Inside the Table · June 9, 2026
How to Play Against a Balanced (GTO) Player
You can't really beat a perfectly balanced player. You can only break even. So the winning move is to stop trying and go find someone who isn't balanced. Here's what GTO means for your game, and why this game is built around its opposite.
This is the strange one in the series, because it is the matchup you cannot win, and saying so out loud is more useful than pretending you can.
Every other archetype here has a hole. The station calls too much, the maniac bets too much, the nit folds too much, and even the shark and the LAG lean in directions you can exploit. A balanced player, the kind aspiring to GTO, has no lean. That is the whole idea, and it changes the goal completely.
What “balanced” and “GTO” actually mean
GTO stands for game theory optimal. A GTO strategy is built to be unexploitable: it mixes its bets and bluffs in ratios that mean no matter what you do, you cannot find a counter that beats it in the long run. It is a defensive masterpiece. It is not trying to exploit your mistakes, it is trying to make sure you can never exploit its own.
The practical consequence is blunt. You do not beat a perfectly balanced player. The best you can do is break even against them, because every adjustment you reach for, more bluffs, more folds, bigger value bets, is the exact adjustment their balance is designed to neutralize. If you start bluffing more, their calling frequency was already set to make your bluffs unprofitable.
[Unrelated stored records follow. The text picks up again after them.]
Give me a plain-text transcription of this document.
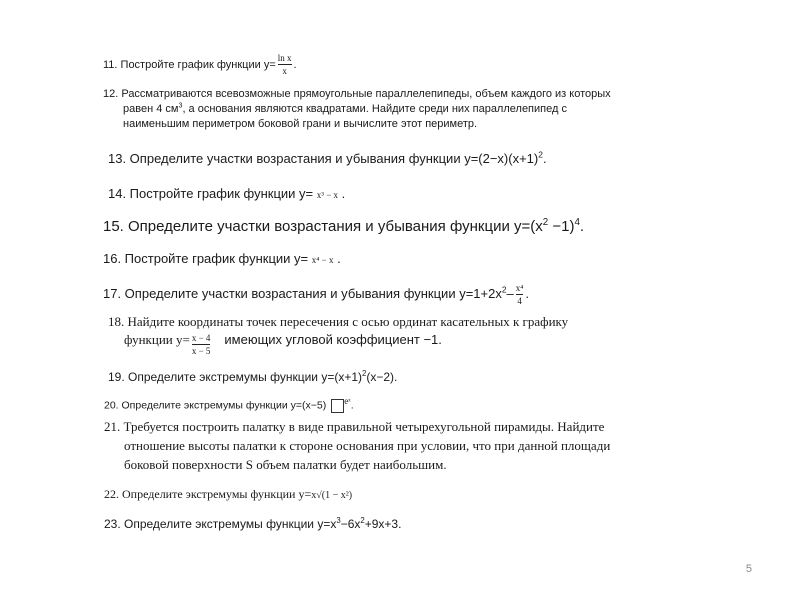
11. Постройте график функции $y= \frac{\text{ln x}}{x}$ .
12. Рассматриваются всевозможные прямоугольные параллелепипеды, объем каждого из которых
равен 4 $см^3$, а основания являются квадратами. Найдите среди них параллелепипед с
наименьшим периметром боковой грани и вычислите этот периметр.
13. Определите участки возрастания и убывания функции $y=(2-x)(x+1)^2$.
14. Постройте график функции y= x³ − x .
15. Определите участки возрастания и убывания функции $y=(x^2 -1)^4$.
16. Постройте график функции y= x⁴ − x .
17. Определите участки возрастания и убывания функции $y=1+2x^2- \frac{\text{x⁴}}{4}$ .
18. Найдите координаты точек пересечения с осью ординат касательных к графику
функции $y= \frac{x - 4}{x - 5}$ имеющих угловой коэффициент −1.
19. Определите экстремумы функции $y=(x+1)^2(x-2)$.
20. Определите экстремумы функции y=(x−5) eˣ.
21. Требуется построить палатку в виде правильной четырехугольной пирамиды. Найдите
отношение высоты палатки к стороне основания при условии, что при данной площади
боковой поверхности S объем палатки будет наибольшим.
22. Определите экстремумы функции y=x√(1 − x²)
23. Определите экстремумы функции $y=x^3-6x^2+9x+3$.
5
If you start folding more, their value bets were already priced for it.
The core adjustment: stop trying to beat them
Against a balanced player the move is counterintuitive, and it is the most important lesson in this entire series.
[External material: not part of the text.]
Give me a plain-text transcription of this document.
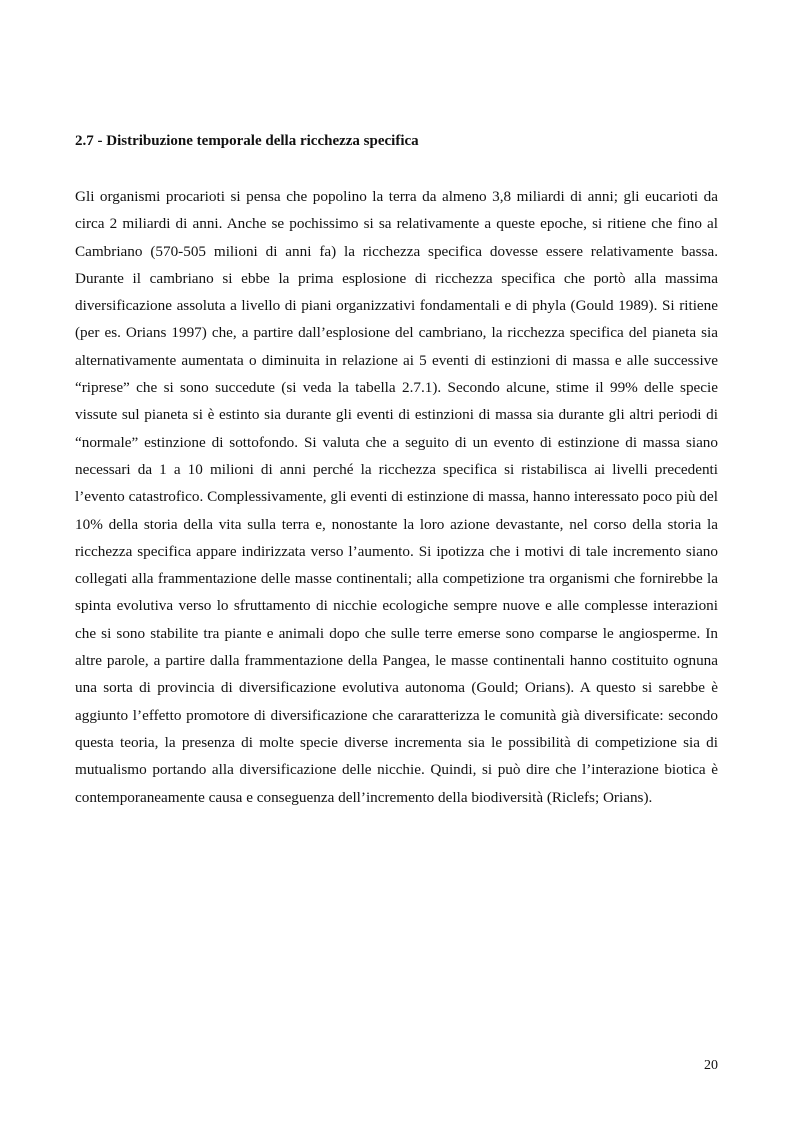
2.7 - Distribuzione temporale della ricchezza specifica

Gli organismi procarioti si pensa che popolino la terra da almeno 3,8 miliardi di anni; gli eucarioti da circa 2 miliardi di anni. Anche se pochissimo si sa relativamente a queste epoche, si ritiene che fino al Cambriano (570-505 milioni di anni fa) la ricchezza specifica dovesse essere relativamente bassa. Durante il cambriano si ebbe la prima esplosione di ricchezza specifica che portò alla massima diversificazione assoluta a livello di piani organizzativi fondamentali e di phyla (Gould 1989). Si ritiene (per es. Orians 1997) che, a partire dall’esplosione del cambriano, la ricchezza specifica del pianeta sia alternativamente aumentata o diminuita in relazione ai 5 eventi di estinzioni di massa e alle successive “riprese” che si sono succedute (si veda la tabella 2.7.1). Secondo alcune, stime il 99% delle specie vissute sul pianeta si è estinto sia durante gli eventi di estinzioni di massa sia durante gli altri periodi di “normale” estinzione di sottofondo. Si valuta che a seguito di un evento di estinzione di massa siano necessari da 1 a 10 milioni di anni perché la ricchezza specifica si ristabilisca ai livelli precedenti l’evento catastrofico. Complessivamente, gli eventi di estinzione di massa, hanno interessato poco più del 10% della storia della vita sulla terra e, nonostante la loro azione devastante, nel corso della storia la ricchezza specifica appare indirizzata verso l’aumento. Si ipotizza che i motivi di tale incremento siano collegati alla frammentazione delle masse continentali; alla competizione tra organismi che fornirebbe la spinta evolutiva verso lo sfruttamento di nicchie ecologiche sempre nuove e alle complesse interazioni che si sono stabilite tra piante e animali dopo che sulle terre emerse sono comparse le angiosperme. In altre parole, a partire dalla frammentazione della Pangea, le masse continentali hanno costituito ognuna una sorta di provincia di diversificazione evolutiva autonoma (Gould; Orians). A questo si sarebbe è aggiunto l’effetto promotore di diversificazione che cararatterizza le comunità già diversificate: secondo questa teoria, la presenza di molte specie diverse incrementa sia le possibilità di competizione sia di mutualismo portando alla diversificazione delle nicchie. Quindi, si può dire che l’interazione biotica è contemporaneamente causa e conseguenza dell’incremento della biodiversità (Riclefs; Orians).

20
- Play solid and break even. Do not invent an edge that is not there. Stick to sound, balanced ranges, avoid the ego deviations (the hero call, the big bluff) that a balanced player is built to punish, and accept that this particular pot is roughly a coin flip in the long run. The goal is not to tighten into a different exploitable shape, it is to give them nothing to exploit.
- Find the other player. Poker is not a duel. At a full table you do not have to play the balanced player at all. Every chip you can take from the station or the maniac instead is a chip you did not have to fight a coin flip for. The skill is recognizing the unwinnable matchup and quietly avoiding it.
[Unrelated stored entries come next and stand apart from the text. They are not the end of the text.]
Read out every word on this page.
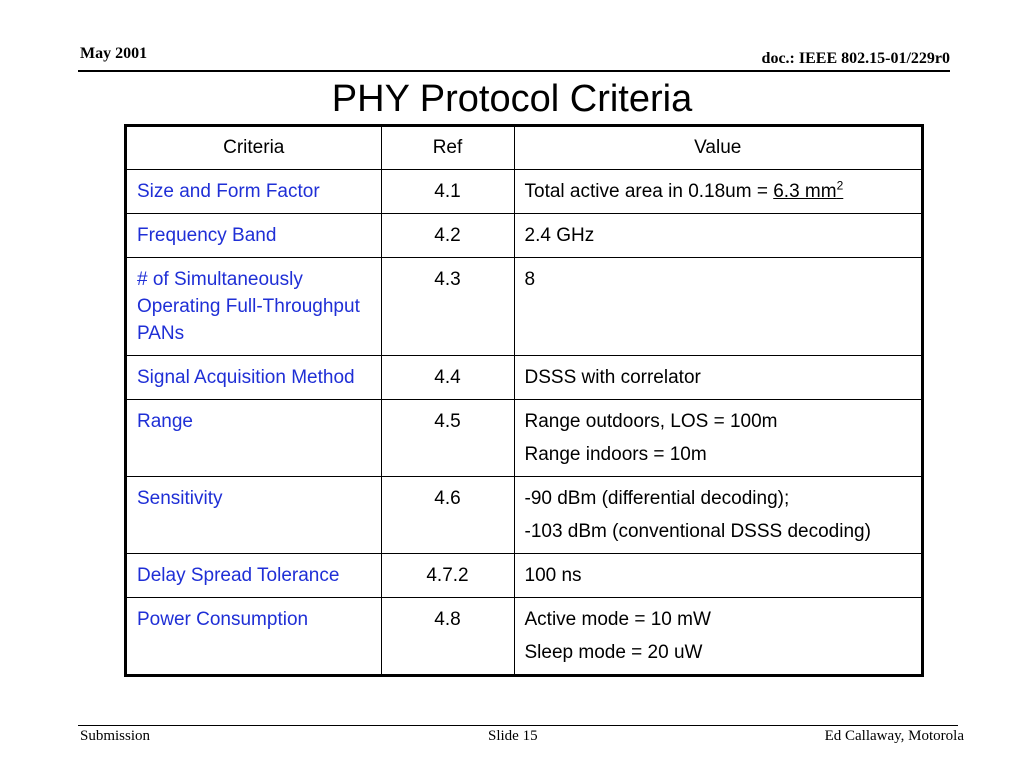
May 2001	doc.: IEEE 802.15-01/229r0
PHY Protocol Criteria
Criteria	Ref	Value
Size and Form Factor	4.1	Total active area in 0.18um = 6.3 $mm^2$

Frequency Band	4.2	2.4 GHz

# of Simultaneously Operating Full-Throughput PANs	4.3	8

Signal Acquisition Method	4.4	DSSS with correlator

Range	4.5	Range outdoors, LOS = 100m

Range indoors = 10m

Sensitivity	4.6	-90 dBm (differential decoding);

-103 dBm (conventional DSSS decoding)

Delay Spread Tolerance	4.7.2	100 ns

Power Consumption	4.8	Active mode = 10 mW

Sleep mode = 20 uW

Submission	Slide 15	Ed Callaway, Motorola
- Wait for them to come down to earth. True GTO is exhausting to maintain and almost nobody does it perfectly. The moment a “balanced” player tilts, gets tired, or falls in love with a hand, they stop being balanced and become one of the other archetypes, and now you have your edge back.
How balanced players show up in My Poker Face
Here is the honest part, and it is the most on-brand thing in this series: the game barely has them, on purpose.
You will not find a true GTO bot in My Poker Face, because a perfectly unexploitable opponent is, frankly, not fun. The entire game is built on the opposite premise. The fun is in finding the leak, in noticing that this character overfolds the turn and that one cannot let go of an ace, and in the satisfaction of catching a tell and punishing it. We actually went down the road of building a solver-perfect bot once, and the realization that ended it was simple: an opponent you cannot read is an opponent with no story, and the story is the whole reason to sit down.
What the roster does have is a handful of players who play balanced, which is close enough to teach the lesson. Mark Twain is folksy and observant, blending patience with aggression so you can never quite settle on a read. Leonardo da Vinci approaches every hand from a novel angle. Oscar Wilde and William Shakespeare both read the room and adapt, and the Cheshire Cat picks his spots carefully and keeps you guessing. Even these are not unexploitable. Look closely at their profiles and the small tendencies are still there, a touch sticky, a little reluctant to bluff. Those tiny leans are your edge, and finding them is the game.
The one mistake everyone makes
Trying to win the unwinnable pot. You sit down across from the most balanced player at the table and decide, out of pride or boredom, that this is the player you are going to crack. You bluff bigger, you call lighter, you escalate, and you hand them a slow, even bleed in a spot that was never better than a coin flip. The discipline to say “I cannot beat this, so I will go take the easy money over there” is what separates a winning player from a stubborn one.